The man I’m in love with
After Ed Ackell developed Alzheimer’s, his wife Judith Fox started taking pictures of him. The results are stark, yet touching.health and fitness Updated: Apr 03, 2010 16:45 IST
Just before we got married, it occurred to me that my husband, Ed Ackell, might have Alzheimer’s. There were signs that something wasn’t right. A few years before, when I was married to my late husband, and we were friends with Ed and his then wife, I remember there was one time when my late husband said to me: “I think Ed may be having memory problems.”
What I remember thinking, before Ed and I got married, was this: if he did have Alzheimer’s, I loved him enough to marry him anyway.
I met Ed in 1980. I was widowed in 1992, and about a year and a half later, Ed, who was divorced by then, and I started dating. It just felt very natural and easy because we knew each other so well, and lovely because we fell madly in love. I’m still madly in love with him.
I was 54 when we married, and Ed was 70, but very young for his years. The first few years of our marriage were really wonderful. It is hard to say when the signs of Alzheimer’s started to show.
I could tell from his signals that Ed didn’t want to talk about it, and he didn’t want me to discuss it with our friends. He didn’t want to feel helpless or to be treated differently.
I have always been a photographer, but had never photographed my husband beyond a few travel snapshots. In 2001, I decided to start taking pictures of him. It was a way of remembering him, and having an activity that we could share.
About a year after I started, there was a particular photograph that, when I printed it, stunned me because I saw such pain in Ed’s eyes. If he had felt it was too private, I would have stopped but when we talked about it, he said he wanted to continue the photography, including some nude shots. “You can show my soul,” he said, “just don’t show my penis.”
I only stopped photographing him last year, when I felt he had declined so much that I would be compromising his dignity.
Ed’s decline was gradual. But eventually the disease took its toll on his brain and body. It took my independent husband — a brilliant man who had been a university president, surgeon, pilot and athlete — and made him confused, anxious and dependent on me. He is still, relatively speaking, articulate. He has a wonderful sense of humour. He is still continent. He still knows who I am in a way, and we still have a very strong love.
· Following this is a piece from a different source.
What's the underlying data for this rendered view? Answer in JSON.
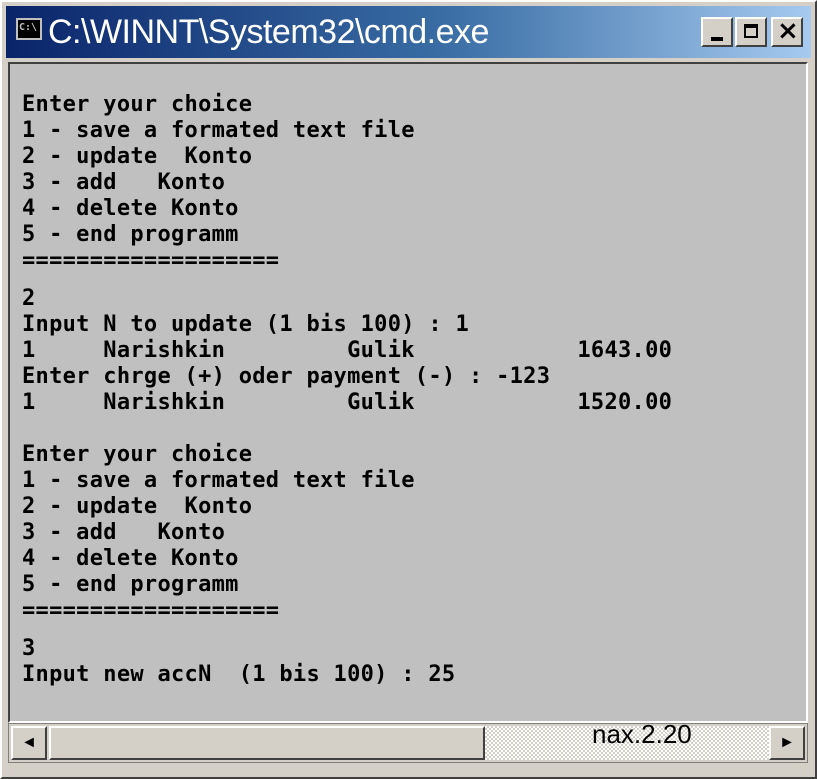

I cared for Ed on my own for eight years without a single day apart from him. Last summer he moved to a place where he has full-time care. It was a heartbreaking decision because my world has expanded, while his just continues to narrow, but I see him all the time. I wanted him to stay at home, but to Ed, ‘home’ didn’t mean anything any more.
To him, ‘home’ was a place, as he once said, “where I was when I was well.” He knows his world is disappearing and the times when he can talk about how lost he feels are particularly painful.
Our conversations are basic. We hold hands. When I married Ed, he was a fit, vibrant, sexy man, with a brilliant mind. Now, when I see him, part of me sees him like he is — stooped, confused, like an old man, with a disease that has taken his spirit and his memories — but most of me still sees the man I fell in love with.